I'm new to MG and I wish I could have a few buttons to work on the CC lanes inside Cubase midi editor.

I tried with the existing solutions: create a CC1 select button, create a CC1 copy button, etc., but it has no effect when I press them.

Also I wish (and didn't find how) to delete one CC lane and copy it to another CC lane (in case two instruments don't use the same CC for expression, for instance).

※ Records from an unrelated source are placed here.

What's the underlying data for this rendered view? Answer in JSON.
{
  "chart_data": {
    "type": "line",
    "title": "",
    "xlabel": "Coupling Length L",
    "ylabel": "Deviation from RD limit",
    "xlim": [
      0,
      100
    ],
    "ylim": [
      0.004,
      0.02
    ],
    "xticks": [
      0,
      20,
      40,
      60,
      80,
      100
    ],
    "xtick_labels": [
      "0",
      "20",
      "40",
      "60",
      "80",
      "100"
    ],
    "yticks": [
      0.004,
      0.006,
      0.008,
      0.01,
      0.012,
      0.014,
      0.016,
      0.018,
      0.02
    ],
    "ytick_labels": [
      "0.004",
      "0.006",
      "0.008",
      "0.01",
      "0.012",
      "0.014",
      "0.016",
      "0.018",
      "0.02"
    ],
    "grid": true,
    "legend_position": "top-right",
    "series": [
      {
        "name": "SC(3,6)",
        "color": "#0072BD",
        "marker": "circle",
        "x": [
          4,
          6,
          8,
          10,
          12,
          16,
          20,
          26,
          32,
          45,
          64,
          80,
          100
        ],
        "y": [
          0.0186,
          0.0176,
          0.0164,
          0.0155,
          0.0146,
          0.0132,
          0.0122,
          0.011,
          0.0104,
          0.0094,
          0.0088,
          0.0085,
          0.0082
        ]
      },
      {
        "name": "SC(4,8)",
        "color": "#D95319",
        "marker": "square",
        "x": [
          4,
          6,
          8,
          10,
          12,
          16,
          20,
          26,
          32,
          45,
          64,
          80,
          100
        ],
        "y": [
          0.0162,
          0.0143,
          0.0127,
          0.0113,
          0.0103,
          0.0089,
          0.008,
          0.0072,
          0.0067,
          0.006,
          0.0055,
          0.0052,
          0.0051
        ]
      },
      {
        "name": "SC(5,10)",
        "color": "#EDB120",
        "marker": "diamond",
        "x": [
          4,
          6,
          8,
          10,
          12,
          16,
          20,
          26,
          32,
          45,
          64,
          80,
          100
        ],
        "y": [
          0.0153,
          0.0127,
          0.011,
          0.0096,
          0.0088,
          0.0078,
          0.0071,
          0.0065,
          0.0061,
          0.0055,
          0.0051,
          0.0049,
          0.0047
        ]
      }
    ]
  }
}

I should precise MG works well in my system for most of the commands, so it's not a communication problem between iPad and iMac.

Any idea?

Thank you!

Benjamin


----------



## method1 (Jul 31, 2020)

For some reason I don't understand, some MG macros don't work properly.
In these cases I make a keyboard command in cubase for the action, and map the MG button to send the key command.


----------



## BenjaminParis (Aug 5, 2020)

Thanks method1, I will try this when I’m back from holiday!


----------



## BenjaminParis (Aug 21, 2020)

Hi method1,

I'm back and I tried to make a keyboard command in Cubase, but can't find any shortcut which would be equivalent to "select CC#". Or do you use the project editor?

Thanks,

B.


----------



## method1 (Aug 21, 2020)

BenjaminParis said:


> Hi method1,
> 
> I'm back and I tried to make a keyboard command in Cubase, but can't find any shortcut which would be equivalent to "select CC#". Or do you use the project editor?
> 
> ...



Are you sure that the MG logical presets are installed?
If they are, you should be able to see them in the key command editor under "process logical preset"


----------



## BenjaminParis (Aug 22, 2020)

I'm sure they are in the Process Project Logical Editor, I'm less sure if they are in the Process Logical Preset - maybe some of them? I include a screenshot of a part of it, maybe you will see clearer than me. But as you see, I can't find the action (proposed in Metagrid) "CC1 (Modulation): Select" (the "Sélectionner CC1" (i.e. Select CC1) is a command I tried to make by myself...).


----------



## method1 (Aug 22, 2020)

There should be MG presets placed in both the "project logical editor" folder and the "logical edit" folder.
Probably the best place to start is to reinstall MG making sure all the presets are installed.


----------



## BenjaminParis (Aug 22, 2020)

Thank you, I will try that...


----------



## BenjaminParis (Aug 23, 2020)

Big, huge shame on me. I never had copied the LE files in the Cubase Preferences folder. It works like charm now. Sorry for all this and thanks for your support!


----------